The Federal Ministry of Justice in Berlin
© De-okin / WikipediaThe Federal Ministry of Justice in Berlin
The majority of West German Justice Ministry officials during the post-WWII period were former Nazis that had served in Adolf Hitler's regime, a government study claims, adding that may be why so few Nazis were prosecuted for war crimes.

Between 1949 and 1973, 90 of the West German Justice Ministry's 170 judges and lawyers were ex-members of the Nazi party, an official study presented by German Justice Minister Heiko Maas revealed.

Of those 90, at least 34 had been members of the SA, the original paramilitary wing of the Nazi Party. The SA played a significant role in Adolf Hitler's rise to power and was responsible for the crimes committed during the 1938 Kristallnacht, also known as the Night of Broken Glass, when more than 90 Jews were killed.

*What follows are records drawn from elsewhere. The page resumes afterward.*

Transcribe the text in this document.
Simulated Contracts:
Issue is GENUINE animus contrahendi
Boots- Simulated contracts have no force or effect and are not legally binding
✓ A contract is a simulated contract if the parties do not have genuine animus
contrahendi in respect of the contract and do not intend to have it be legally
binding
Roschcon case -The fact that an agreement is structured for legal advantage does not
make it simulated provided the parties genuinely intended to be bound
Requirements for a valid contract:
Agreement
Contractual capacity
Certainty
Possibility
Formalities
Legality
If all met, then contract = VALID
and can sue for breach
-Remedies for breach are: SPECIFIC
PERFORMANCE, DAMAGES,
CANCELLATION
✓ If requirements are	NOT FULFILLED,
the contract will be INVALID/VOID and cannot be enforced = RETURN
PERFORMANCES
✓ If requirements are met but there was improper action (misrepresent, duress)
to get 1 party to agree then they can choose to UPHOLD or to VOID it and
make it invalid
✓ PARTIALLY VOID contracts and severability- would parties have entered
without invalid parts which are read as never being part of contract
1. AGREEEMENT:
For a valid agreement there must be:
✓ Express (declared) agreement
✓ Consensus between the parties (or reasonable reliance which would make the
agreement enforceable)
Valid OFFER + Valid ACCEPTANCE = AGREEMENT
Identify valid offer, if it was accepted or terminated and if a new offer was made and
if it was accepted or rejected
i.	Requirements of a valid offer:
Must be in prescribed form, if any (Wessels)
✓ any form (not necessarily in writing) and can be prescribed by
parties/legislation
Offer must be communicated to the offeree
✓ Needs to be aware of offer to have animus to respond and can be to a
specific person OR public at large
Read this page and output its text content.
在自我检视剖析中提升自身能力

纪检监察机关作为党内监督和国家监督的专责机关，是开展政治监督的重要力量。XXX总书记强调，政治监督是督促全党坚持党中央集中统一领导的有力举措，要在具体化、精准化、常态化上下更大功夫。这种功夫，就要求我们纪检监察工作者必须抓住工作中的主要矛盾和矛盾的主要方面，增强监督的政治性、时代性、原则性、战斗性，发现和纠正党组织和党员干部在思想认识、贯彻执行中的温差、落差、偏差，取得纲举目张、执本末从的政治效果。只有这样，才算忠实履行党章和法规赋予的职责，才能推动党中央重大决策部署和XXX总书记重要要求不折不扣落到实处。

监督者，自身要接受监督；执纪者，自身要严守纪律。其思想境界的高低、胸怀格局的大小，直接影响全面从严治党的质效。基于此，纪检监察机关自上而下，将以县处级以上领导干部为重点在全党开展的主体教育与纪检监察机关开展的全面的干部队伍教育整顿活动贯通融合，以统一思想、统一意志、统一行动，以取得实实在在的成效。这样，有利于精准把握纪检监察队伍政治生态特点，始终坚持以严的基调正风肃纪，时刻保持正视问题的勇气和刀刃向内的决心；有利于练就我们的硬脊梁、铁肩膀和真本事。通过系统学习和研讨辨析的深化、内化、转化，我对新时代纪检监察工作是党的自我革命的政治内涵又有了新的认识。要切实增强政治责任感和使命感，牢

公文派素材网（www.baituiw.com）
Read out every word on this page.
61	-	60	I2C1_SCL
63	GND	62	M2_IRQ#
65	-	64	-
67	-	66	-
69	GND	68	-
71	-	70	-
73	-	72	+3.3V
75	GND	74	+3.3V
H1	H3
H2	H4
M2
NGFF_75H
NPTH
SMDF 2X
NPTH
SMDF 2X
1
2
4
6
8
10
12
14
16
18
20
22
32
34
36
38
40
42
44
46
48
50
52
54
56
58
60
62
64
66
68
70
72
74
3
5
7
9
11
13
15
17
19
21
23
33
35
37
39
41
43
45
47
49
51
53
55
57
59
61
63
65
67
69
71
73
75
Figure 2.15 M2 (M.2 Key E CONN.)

Many of the judges had also been members of the Nazi special tribunals which operated outside the ordinary justice system and were used by the Nazis to carry out summary executions and to crack down on dissent, the former Justice Minister Sabine Leutheusser-Schnarrenberger, who commissioned the study while in office, told German radio station Deutschlandfunk.

"There was very large continuity," said Sabine Leutheusser-Schnarrenberger.

The proportion of former Nazis among senior ministry officials in 1957 was even higher than during the 1933-45 period when the Third Reich was in power, the report stated.

"We didn't expect the figure to be this high," the study co-author Christoph Safferling told Sueddeutsche Zeitung.

The report also shed light on why so few Nazi criminals were found in post-war period - "Hitler's people" in the Justice Ministry covered each other from police.

"The Nazi-era lawyers went on to cover up old injustice rather than to uncover it and thereby created new injustice," said Maas.

"At a time when a fierce struggle was underway about punishing Nazi crimes, the old comrades were reluctant to come under the scrutiny of young, unencumbered outsiders," said Safferling, explaining that ex-Nazi justice officials always explained that they worked for the Third Reich because they had no other choice and simply followed orders.

"You never find words of regret, only justifications," he said.

The report also suggests that ex-Nazi justice officials had an impact on the present day. Some were promoting racist ideas, such as discrimination against the Jews. For example, one employee who had been involved in the Nazis' racial laws was later responsible for family law in West Germany.

"When you look today at how the use of the concept of 'national' is developing among the public, I believe it clearly shows how urgently important it is to show the facts of what happens when people refer to race or bloodlines as special, distinguishing features, marginalizing other people," Leutheusser-Schnarrenberger said.

The post-WWII period was marked by a series of trials in Nuremberg held by the Allied forces that prosecuted the most prominent Nazis. The number of those convicted was relatively small - 6,650 people. Some of the war criminals received milder sentences because they proved that they had played minor roles in the Third Reich.

Until 2011, Germany underestimated the role of those who worked in so-called death and labor camps during the war. The case of John Demjanjuk - a Ukrainian who immigrated to the United States before being extradited to Germany to face charges - changed the legal situation of those who worked in death camps.

The judge presiding over his trial ruled that, while there was no clear evidence that Demjanjuk had personally killed anyone, his activities at the camp had facilitated murder. Demanjuk died in 2012 while appealing a five-year jail sentence for complicity in the murder of more than 28,000 Jews at the Sobibor death camp in Nazi-occupied Poland.